The State of the Union: Win friends, influence nations

When President Bush mounts the podium for Tuesday's State of the Union address, he should keep in mind that his audience includes people around the globe. Though he is accountable to the US electorate, Mr. Bush's appeal - or lack thereof - to the rest of the world will help determine the fate of critical foreign-policy initiatives and, potentially, his presidency.

Bush's success as an orator has often hinged on which side of the ocean was listening. Bush's speech nine days after the Sept. 11 attacks was hailed as a triumph at home, showing that the novice president had the mettle to take on the terrorist threat. But in other countries, his you're-with-us-or-against-us formulation seemed starkly naive and oblivious to the political nuances of unstable regions. His promise of a "crusade" against Al Qaeda sounded to Americans like verve or bravado. But to Muslims, it carried frightening historical connotations.

In last year's State of the Union, the last-minute addition of North Korea to the "axis of evil" made for a memorable rhetorical flourish, but struck much of the world as reckless provocation.

The administration's attitude seems to be that a superpower like the US has better things to worry about than global popularity. To be sure, US military might and its unique position in the world make a degree of resentment inevitable. The administration appears convinced that when push comes to shove, pragmatism will trump the domestic politics of other countries, and governments will override the people's passions in favor of the economic and security imperatives that drive support for the US. Ever macho, the administration seems to think that showing that it cares about what others think would be interpreted as a sign of weakness.

In the meantime, anti-US sentiment has swelled in ways that directly hurt US policy. Popular outcry in Turkey may mean the US can't secure the full basing privileges it seeks, complicating military planning for Iraq. Anti-US sentiment in South Korea is surging during the most dangerous and politically sensitive period on the Korean Peninsula in years. Propelled to a second term by his defiance of the US over Iraq, German Chancellor Gerhard Schröder is now in a position to make life difficult for Bush in the UN Security Council.

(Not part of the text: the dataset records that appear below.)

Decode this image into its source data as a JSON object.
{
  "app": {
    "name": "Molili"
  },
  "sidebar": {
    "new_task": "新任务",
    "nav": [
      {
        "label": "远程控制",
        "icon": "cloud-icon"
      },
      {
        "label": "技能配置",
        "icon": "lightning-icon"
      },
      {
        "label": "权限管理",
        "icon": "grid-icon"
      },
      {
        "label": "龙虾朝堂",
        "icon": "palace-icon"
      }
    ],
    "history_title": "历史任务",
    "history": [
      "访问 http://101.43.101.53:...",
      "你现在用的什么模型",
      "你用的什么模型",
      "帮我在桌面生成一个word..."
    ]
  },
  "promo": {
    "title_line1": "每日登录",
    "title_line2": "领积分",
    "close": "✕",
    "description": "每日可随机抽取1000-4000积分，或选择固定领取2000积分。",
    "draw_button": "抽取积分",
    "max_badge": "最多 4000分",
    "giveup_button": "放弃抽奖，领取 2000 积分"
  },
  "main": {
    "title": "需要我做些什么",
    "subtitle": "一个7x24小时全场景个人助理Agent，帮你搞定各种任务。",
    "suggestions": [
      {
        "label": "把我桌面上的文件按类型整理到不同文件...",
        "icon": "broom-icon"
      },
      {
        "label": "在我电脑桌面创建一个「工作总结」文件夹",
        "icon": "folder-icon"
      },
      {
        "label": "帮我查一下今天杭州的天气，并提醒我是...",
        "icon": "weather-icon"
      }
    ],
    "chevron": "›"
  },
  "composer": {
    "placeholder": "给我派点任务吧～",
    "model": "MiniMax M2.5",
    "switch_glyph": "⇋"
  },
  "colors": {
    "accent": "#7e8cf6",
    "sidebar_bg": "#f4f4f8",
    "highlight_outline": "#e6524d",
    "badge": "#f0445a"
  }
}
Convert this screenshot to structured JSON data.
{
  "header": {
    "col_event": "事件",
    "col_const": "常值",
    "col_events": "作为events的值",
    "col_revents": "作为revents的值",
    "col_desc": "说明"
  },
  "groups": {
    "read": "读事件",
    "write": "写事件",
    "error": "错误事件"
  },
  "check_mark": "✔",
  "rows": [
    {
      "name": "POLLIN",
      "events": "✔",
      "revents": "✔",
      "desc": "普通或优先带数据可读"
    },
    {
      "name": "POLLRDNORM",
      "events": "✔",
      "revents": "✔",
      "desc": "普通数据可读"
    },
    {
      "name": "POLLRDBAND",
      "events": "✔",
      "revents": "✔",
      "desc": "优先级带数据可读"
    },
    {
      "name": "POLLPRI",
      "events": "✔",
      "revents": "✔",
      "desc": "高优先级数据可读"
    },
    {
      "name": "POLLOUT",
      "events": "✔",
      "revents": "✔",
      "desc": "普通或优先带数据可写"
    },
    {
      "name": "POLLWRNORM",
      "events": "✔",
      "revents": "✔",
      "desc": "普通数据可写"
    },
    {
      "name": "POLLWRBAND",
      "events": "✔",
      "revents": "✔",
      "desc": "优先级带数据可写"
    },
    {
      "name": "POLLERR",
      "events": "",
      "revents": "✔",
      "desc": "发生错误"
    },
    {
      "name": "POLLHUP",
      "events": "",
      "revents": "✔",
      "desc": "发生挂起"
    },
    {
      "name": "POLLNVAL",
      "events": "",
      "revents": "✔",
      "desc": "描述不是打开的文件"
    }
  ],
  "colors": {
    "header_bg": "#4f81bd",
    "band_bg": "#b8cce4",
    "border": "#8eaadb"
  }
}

Polls confirm the disturbing trend. A Pew Center Study in December showed America's image slipping between 2000 and 2002 in 19 of 27 countries surveyed. Ever attuned to the polls, the Bush administration should take these polls seriously. Heads of state in what should be some of the friendliest capitals are now caught between the historic, cultural, military, and commercial pull of the US and populations who increasingly view the Bush administration as an exemplar of the adage that absolute power corrupts absolutely. More than before, these rulers now preside over democracies, meaning that public opinion can no longer simply be suppressed or overlooked.

The Bush administration and its allies share an interest in reversing the rise of anti-Americanism. A foundation of global support will make crises in Iraq and North Korea easier for Bush to handle, while letting his counterparts out from under an increasingly uncomfortable political dilemma.

Clearly, Bush should start considering not just how his speech will play in Peoria, but also how it will play in Pretoria - as well as Paris, Prague, and even Pyongyang.

While soothing words on national TV will not win back American prestige overnight, the State of the Union offers a golden opportunity to reach out to foreign publics in advance of possible action in Iraq. To craft an appeal that will resonate beyond US borders, Bush must sound a few key themes.

First, assuming the president wants to lay a foundation for military action in Iraq this winter, he needs to persuasively explain why the threat posed by Saddam Hussein must be met with force now. Only by offering more specifics about Iraq's defiance of weapons inspections, more detail on what long-term involvement is intended in the region, and a more persuasive case as to why the inspections do not deserve more time can Bush counter global perceptions that invasion is motivated by domestic political considerations or base economic imperialism. Many Americans await these answers, too.

Second, Bush should show respect for international institutions and norms. If the world's population were confident of US regard for the international system, they'd feel less desperate to rein in the US. By lauding UN success in reinstating the inspectors in Iraq, and making clear he regards full Security Council support for military action as preferable, Bush will make it easier for himself to seek further UN backing and, if it proves unavailing after a genuine attempt, to move ahead without it.

Finally, as preoccupied as the administration is right now, Bush must outline a vision that extends beyond the immediate crises. If he ignores issues like AIDS, poverty, and the global environment, he'll signal that his brand of leadership begins and ends with America, that his demands for support offer little return.

For more than a year, the Bush administration has argued, regarding terrorism, Iraq, and North Korea, that the US cannot shirk the burdens of world leadership. If Bush is indeed to succeed as a world leader and not just a national one, he must start to pay attention to the effects of his words on the whole of his audience.

Suzanne Nossel, a former senior adviser at the US Mission to the UN, works for a media company in New York City.